Consultancy is actually one of our biggest strategic levers. It allows us to partner on projects globally, especially in Africa and India. Through planning, design, and management support, we establish trust in new markets, build long-term partnerships, and open doors for future hospital operations. It’s like planting seeds for our next chapter. From a financial perspective, I have always considered this vertical to be the cream and cherry on the cake. Despite lower contribution to the consolidated revenue, this vertical operates at high EBIDTA margins and ensures continued learning for the Team, in-turn improving the patient care systems in place at our hospitals.

Q7: How is UniHealth addressing the healthcare gap in underserved geographies?

We deliberately focus on places that need quality care the most – underserved regions in Africa and Tier-2 cities in India. These are areas with fewer tertiary care options and a growing need for quality patient-centric services. By going there, we meet real healthcare demand while positioning ourselves as a trusted first mover. Implementing technology across multiple segments of care delivery has also allowed us to connect these regions with partner specialists in Tier-1 cities, ensuring comprehensive care delivery.

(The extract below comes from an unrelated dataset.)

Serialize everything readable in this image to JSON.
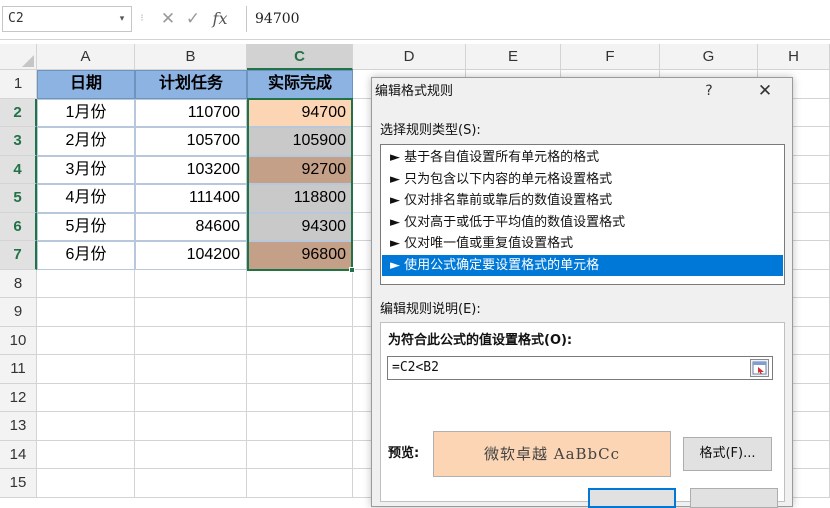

Q8: What are UniHealth’s medium-term capacity targets?

Our medium-term target is 1,000 commissioned beds – about 500–600 in India and 400–500 in Africa. We follow a cluster-based approach, which helps us scale efficiently and maintain high-quality standards across locations.

Q9: Looking ahead, what is UniHealth’s long-term vision?

Our vision is simple but ambitious – to transform healthcare across India and Africa. We want to make quality care accessible, using our asset-light, scalable model. By leveraging synergies across our verticals, expanding medical value travel, and maintaining financial discipline, we aim to create sustainable impact for patients, communities, and stakeholders alike.